Une dégradation sécuritaire aux multiples visages
Le parti met en lumière une recrudescence des violences armées dans plusieurs régions du pays. Dans la province du Lac, les attaques répétées de Boko Haram s’intensifient, tandis que l’est et le sud du Tchad subissent une montée des affrontements intercommunautaires, alimentés par des tensions historiques et des rivalités locales. Les récentes opérations militaires menées à Barka Tolorom et Kaïga Kindjiria ont entraîné la perte de 23 soldats, tandis que dans le Wadi Fira, des conflits tribaux liés au trafic d’armes en provenance du Soudan ont déjà fait plus de 40 victimes.
La politique sous pression : répression et restrictions des libertés
Sur le plan politique, Les Patriotes dénoncent une stratégie de musellement de l’opposition. Le parti évoque notamment la dissolution du Groupe de concertation des acteurs politiques (GCAP), une instance ayant joué un rôle clé dans le dialogue national. Parmi les figures ciblées, on retrouve la condamnation à huit ans de prison ferme de huit leaders politiques, dont Nassour Ibrahim Koursami, président du mouvement lui-même. Leur arrestation, survenue le 25 avril sans mandat apparent, est présentée comme un acte arbitraire.
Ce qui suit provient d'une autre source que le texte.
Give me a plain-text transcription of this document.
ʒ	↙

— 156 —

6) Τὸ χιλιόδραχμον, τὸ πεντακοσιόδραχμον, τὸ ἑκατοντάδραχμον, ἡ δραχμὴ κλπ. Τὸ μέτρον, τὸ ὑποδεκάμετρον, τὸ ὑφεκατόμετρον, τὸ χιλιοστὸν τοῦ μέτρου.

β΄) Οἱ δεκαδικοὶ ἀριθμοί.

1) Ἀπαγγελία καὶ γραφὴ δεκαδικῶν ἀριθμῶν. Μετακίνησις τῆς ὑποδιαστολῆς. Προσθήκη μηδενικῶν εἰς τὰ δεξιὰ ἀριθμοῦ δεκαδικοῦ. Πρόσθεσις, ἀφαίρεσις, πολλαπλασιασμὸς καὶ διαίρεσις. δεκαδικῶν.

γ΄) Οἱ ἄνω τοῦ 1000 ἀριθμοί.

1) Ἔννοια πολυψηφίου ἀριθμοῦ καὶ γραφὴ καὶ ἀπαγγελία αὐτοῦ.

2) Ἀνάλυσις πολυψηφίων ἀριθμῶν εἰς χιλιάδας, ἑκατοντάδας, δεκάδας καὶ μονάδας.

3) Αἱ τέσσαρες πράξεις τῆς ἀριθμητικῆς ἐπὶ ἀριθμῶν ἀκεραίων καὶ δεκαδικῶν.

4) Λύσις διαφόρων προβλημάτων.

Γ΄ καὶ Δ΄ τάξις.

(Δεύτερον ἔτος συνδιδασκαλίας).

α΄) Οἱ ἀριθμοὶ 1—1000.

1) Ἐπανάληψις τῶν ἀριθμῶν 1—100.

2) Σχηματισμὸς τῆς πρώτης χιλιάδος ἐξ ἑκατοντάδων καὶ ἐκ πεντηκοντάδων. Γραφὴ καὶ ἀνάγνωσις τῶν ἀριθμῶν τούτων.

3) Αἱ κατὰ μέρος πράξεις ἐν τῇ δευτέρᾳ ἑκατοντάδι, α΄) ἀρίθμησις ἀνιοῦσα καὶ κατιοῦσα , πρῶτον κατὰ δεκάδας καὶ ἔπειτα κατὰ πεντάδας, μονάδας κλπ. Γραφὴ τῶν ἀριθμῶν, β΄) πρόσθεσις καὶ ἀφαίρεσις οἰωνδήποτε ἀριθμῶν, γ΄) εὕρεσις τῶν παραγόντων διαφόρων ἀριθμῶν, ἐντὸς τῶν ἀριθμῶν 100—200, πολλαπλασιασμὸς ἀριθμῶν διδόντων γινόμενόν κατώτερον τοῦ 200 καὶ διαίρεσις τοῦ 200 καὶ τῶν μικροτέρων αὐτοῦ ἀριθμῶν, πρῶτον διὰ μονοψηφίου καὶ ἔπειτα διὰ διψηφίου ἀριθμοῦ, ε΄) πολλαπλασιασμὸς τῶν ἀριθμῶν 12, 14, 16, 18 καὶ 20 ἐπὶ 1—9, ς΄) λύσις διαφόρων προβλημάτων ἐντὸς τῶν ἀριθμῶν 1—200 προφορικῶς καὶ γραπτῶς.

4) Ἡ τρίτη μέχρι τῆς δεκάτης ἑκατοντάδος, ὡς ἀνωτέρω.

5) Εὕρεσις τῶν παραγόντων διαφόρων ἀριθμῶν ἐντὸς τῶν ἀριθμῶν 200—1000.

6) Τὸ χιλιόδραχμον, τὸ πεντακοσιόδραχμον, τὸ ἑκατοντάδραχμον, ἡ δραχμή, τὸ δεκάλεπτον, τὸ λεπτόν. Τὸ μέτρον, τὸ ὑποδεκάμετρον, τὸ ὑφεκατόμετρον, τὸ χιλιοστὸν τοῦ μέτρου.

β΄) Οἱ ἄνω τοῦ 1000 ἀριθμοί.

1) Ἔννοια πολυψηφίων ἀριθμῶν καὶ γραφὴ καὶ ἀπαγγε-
Les accusations portées contre eux – attroupement illégal, association de malfaiteurs, rébellion et détention illégale d’armes – seraient, selon le parti, dépourvues de preuves tangibles. Les Patriotes accusent ouvertement les plus hautes autorités judiciaires et administratives d’avoir orchestré une procédure expéditive pour éliminer toute opposition politique viable. L’emprisonnement de Succès Masra et les circonstances entourant la mort de Yaya Dillo sont également pointés du doigt comme des exemples de cette répression systématique.
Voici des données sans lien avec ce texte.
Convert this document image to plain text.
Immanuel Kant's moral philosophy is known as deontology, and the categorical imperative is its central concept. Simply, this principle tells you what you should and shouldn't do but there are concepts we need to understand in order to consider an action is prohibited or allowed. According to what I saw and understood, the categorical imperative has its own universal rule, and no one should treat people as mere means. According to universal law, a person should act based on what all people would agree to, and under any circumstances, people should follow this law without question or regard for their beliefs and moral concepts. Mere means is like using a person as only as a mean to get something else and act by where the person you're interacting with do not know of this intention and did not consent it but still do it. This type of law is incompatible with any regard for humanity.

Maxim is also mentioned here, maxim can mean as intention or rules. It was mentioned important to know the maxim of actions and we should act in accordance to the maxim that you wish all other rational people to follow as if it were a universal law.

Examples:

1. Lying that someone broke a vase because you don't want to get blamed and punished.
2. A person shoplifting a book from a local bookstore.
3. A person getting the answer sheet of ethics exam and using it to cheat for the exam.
Le mouvement exige la libération immédiate et inconditionnelle de tous les détenus politiques et appelle la communauté internationale à intervenir pour faire cesser ces dérives autoritaires.
Un appel à l’unité nationale pour restaurer la démocratie
En clôture de la conférence, Hisseine Abdoulaye a lancé un appel solennel à la mobilisation citoyenne. Il a qualifié la situation de « mascarade politique » et a évoqué la nécessité de restaurer l’État de droit au Tchad. S’appuyant sur une citation de George Orwell, il a souligné : « Les tyrans redoutent la vérité, car elle ne se soumet à aucune tyrannie. » Une métaphore claire pour dénoncer les entraves à la liberté d’expression et les manipulations politiques en cours.
Face à cette crise multidimensionnelle, Les Patriotes posent un ultimatum : soit le gouvernement change de cap, soit la société civile se mobilise pour exiger des réformes structurelles et le respect des droits fondamentaux.